9878269 3762709 2853512 3260562

real    0m44.245s
user    2m53.862s
sys     0m7.786s

Well, that's more like it!

Now we can see where a little playing with Python gets us. I've heard a lot about the great dask library which provides a convenient API for doing large-scale data processing 1, so I spent a few minutes looking through the documentation for dask.bag. I implemented the same algorithm as in Drake's post -- filtering out only the result lines from all the .pgn files, then simply snipping the values out of it to decide whether or not the match represents a win, loss, or draw.
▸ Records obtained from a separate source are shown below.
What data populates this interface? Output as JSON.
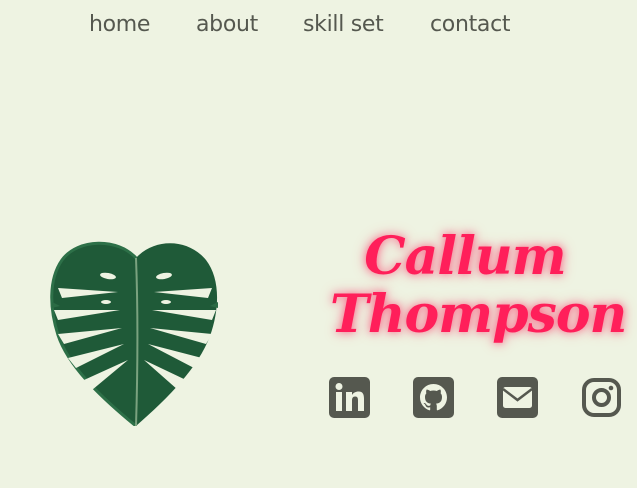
{
  "nav": {
    "home": "home",
    "about": "about",
    "skills": "skill set",
    "contact": "contact"
  },
  "hero": {
    "name_first": "Callum",
    "name_last": "Thompson",
    "name_color": "#ff1f5a"
  },
  "socials": [
    {
      "icon": "linkedin-icon"
    },
    {
      "icon": "github-icon"
    },
    {
      "icon": "email-icon"
    },
    {
      "icon": "instagram-icon"
    }
  ],
  "colors": {
    "background": "#eef3e2",
    "nav_text": "#55584f",
    "icon": "#55584f",
    "leaf": "#1f5a38"
  }
}
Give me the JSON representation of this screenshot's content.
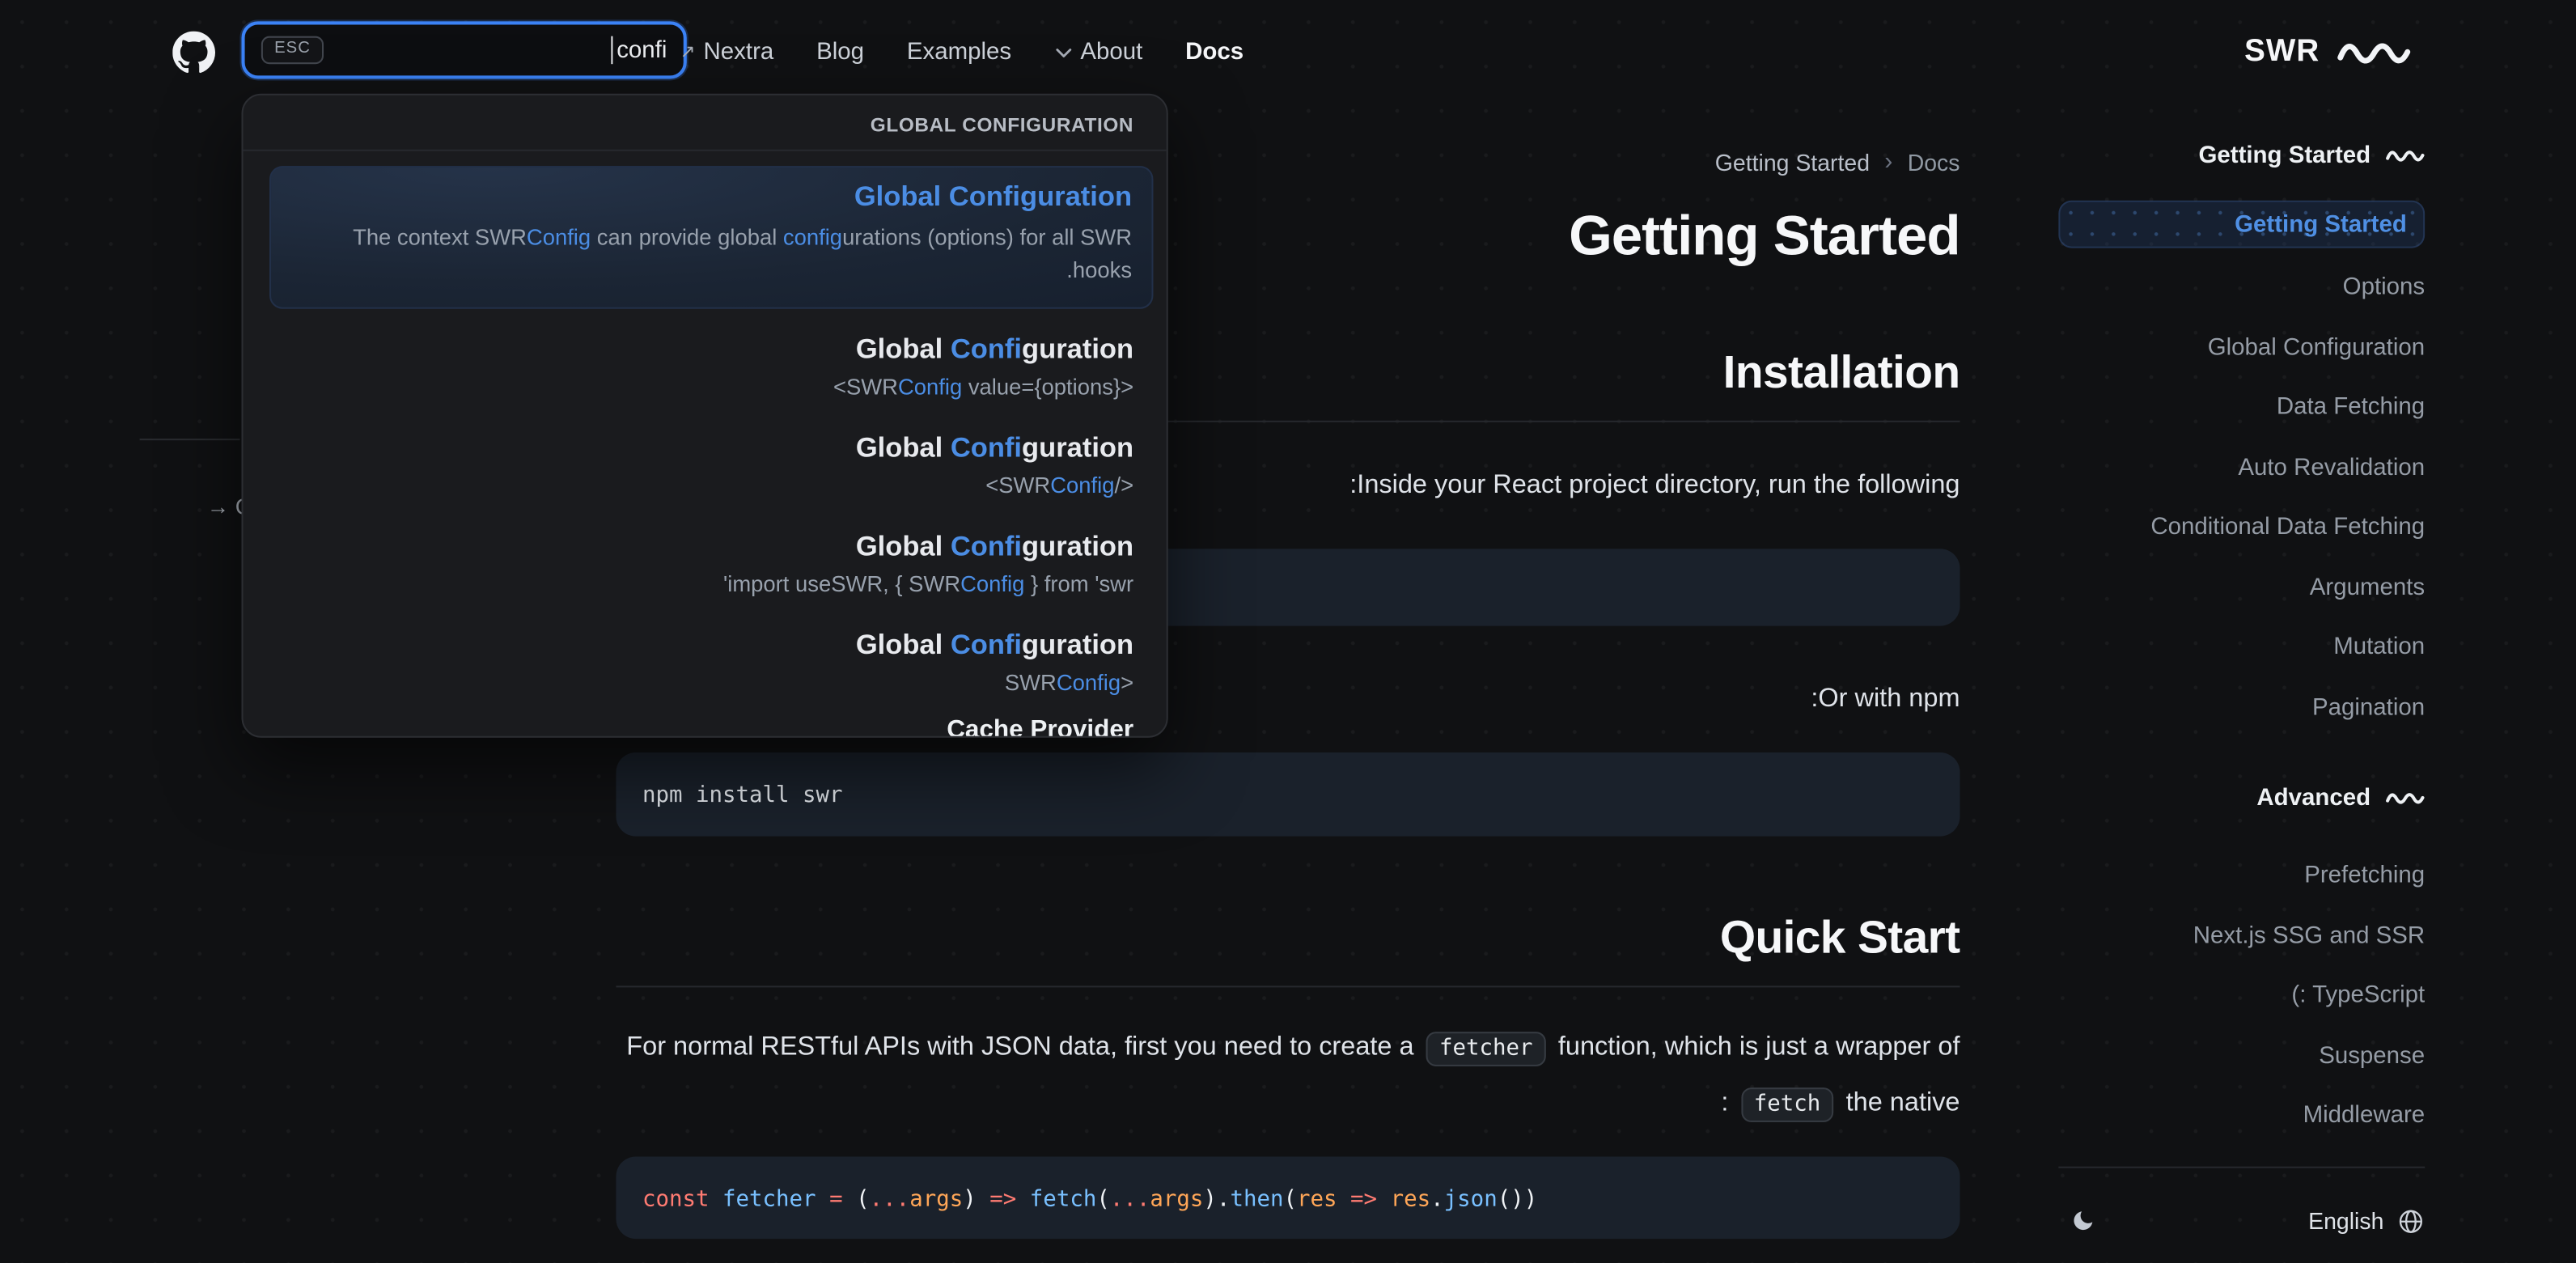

Here's the short script that resulted (also in this gist):

import dask.bag

# The result of the match is found in the line formatted '[Result "W-B"]'
# where W and B are 1, 0, or 1/2 representing win, loss, or draw.

def only_result_lines(l):
    return l[1:7] == 'Result'

def extract_result_value(l):
    '''For each result value, return a simple key that tells us whether White
    won, Black won, or it was a draw -- W, B, or D. We can also return the value
    '-' which means we couldn't figure out that information.'''
    value = l[9:-4]
    results = value.split('-')
    if len(results) != 2:
        return '-'

    w, b = results
    if w == '1':
        return 'W'
    elif b == '1':
        return 'B'
    elif w == b:
        return 'D'
    else:
        return '-'


b = dask.bag.from_filenames("data/*.pgn", encoding='iso8859-1', linesep='\r\n')
result_lines = b.filter(only_result_lines)
result_values = result_lines.map(extract_result_value)
win_loss = result_values.frequencies()
result = win_loss.compute()

print("win-loss ratio:")
total = 0
for line in result:
    print("{}: {}".format(*line))
    total += line[1]
print("total games:", total)

Now let's run it over our dataset:

$ time python win-loss.py
win-loss ratio:
W: 2336058
B: 1758120
D: 2060063
-: 845
total games: 6155086

real    0m27.046s
user    2m12.004s
sys     0m11.080s

More than a third faster than the shell script approach -- and this is using the Bag general-purpose processing class, the slowest approach, in a language often scorned for being awfully slow. I'm impressed and pleased -- Python is my preferred toolkit, and dask will scale quite a ways. Step aside, showy shell scripts -- turns out plain old Python is the winner this time!

[1]: Full disclosure: although this blog post is nothing to do with my day job, I do work with Continuum Analytics, and heard about dask through that work -- after all, Python-powered big data is our thing.